Muckraking journalist Mikael Blomkvist (Michael Nyqvist) of the crusading Millennium Magazine hires a young couple who are amateur reporters doing an expose on a sex-trafficking ring. When Lisbeth’s legal guardian is murdered followed by the gangland execution style murder of the young reporters, the bungling police suspect Lisbeth of all three murders because her fingerprints are found on the recovered murder weapon. Mikael is convinced she was not the killer and gets involved in tracking down Lisbeth and the real killers, as the compassionate reporter has formed a strong bond with Lisbeth in the first film and feels her pain so much that he’s moved to help her any way he can.

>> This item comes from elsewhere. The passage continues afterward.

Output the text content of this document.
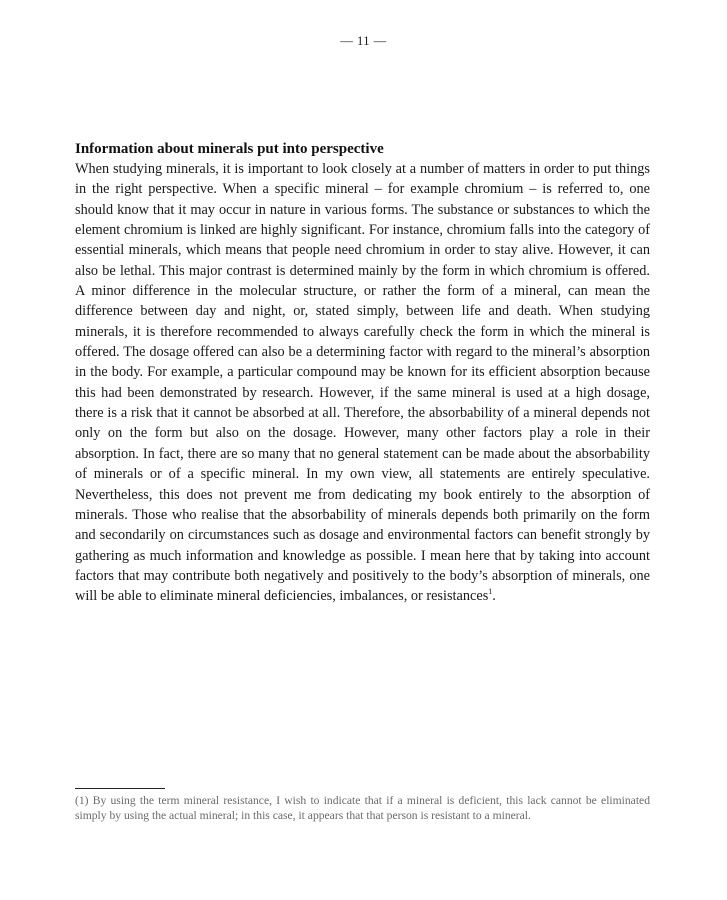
— 11 —
Information about minerals put into perspective

When studying minerals, it is important to look closely at a number of matters in order to put things in the right perspective. When a specific mineral – for example chromium – is referred to, one should know that it may occur in nature in various forms. The substance or substances to which the element chromium is linked are highly significant. For instance, chromium falls into the category of essential minerals, which means that people need chromium in order to stay alive. However, it can also be lethal. This major contrast is determined mainly by the form in which chromium is offered. A minor difference in the molecular structure, or rather the form of a mineral, can mean the difference between day and night, or, stated simply, between life and death. When studying minerals, it is therefore recommended to always carefully check the form in which the mineral is offered. The dosage offered can also be a determining factor with regard to the mineral’s absorption in the body. For example, a particular compound may be known for its efficient absorption because this had been demonstrated by research. However, if the same mineral is used at a high dosage, there is a risk that it cannot be absorbed at all. Therefore, the absorbability of a mineral depends not only on the form but also on the dosage. However, many other factors play a role in their absorption. In fact, there are so many that no general statement can be made about the absorbability of minerals or of a specific mineral. In my own view, all statements are entirely speculative. Nevertheless, this does not prevent me from dedicating my book entirely to the absorption of minerals. Those who realise that the absorbability of minerals depends both primarily on the form and secondarily on circumstances such as dosage and environmental factors can benefit strongly by gathering as much information and knowledge as possible. I mean here that by taking into account factors that may contribute both negatively and positively to the body’s absorption of minerals, one will be able to eliminate mineral deficiencies, imbalances, or resistances$^1$.

(1) By using the term mineral resistance, I wish to indicate that if a mineral is deficient, this lack cannot be eliminated simply by using the actual mineral; in this case, it appears that that person is resistant to a mineral.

The story is a mess to follow, the banal plot line is made worse because it’s hardly believable, Nyqvist’s sympathetic character is pushed into the background with too little to do, kickboxing computer hacker and bisexual Rapace takes the role to ridiculous heights as she turns it into one of an action-hero and doesn’t get to her character’s guts as she did in the prior film, and the suspense can’t be sustained because by mid-point it was predictable where we were going with this very busy story that lost track of its lucidity–there were too many subplots that led to dead-ends, such as the boxer (Paolo Roberto), Lisbeth’s lesbian lover (Yasmine Garbi), the motorcycle drug-traffickers and the squabbles between the inept police and the concerned magazine editor. The sequel failed to keep my attention, as things never caught fire as easily as Lisbeth’s evil dad (Georgi Staykov) did when as a child she splashed his face with gasoline and got entangled in Sweden’s flawed court system. The film’s title is derived from that incident.The serviceable crime drama is limited in its entertainment value.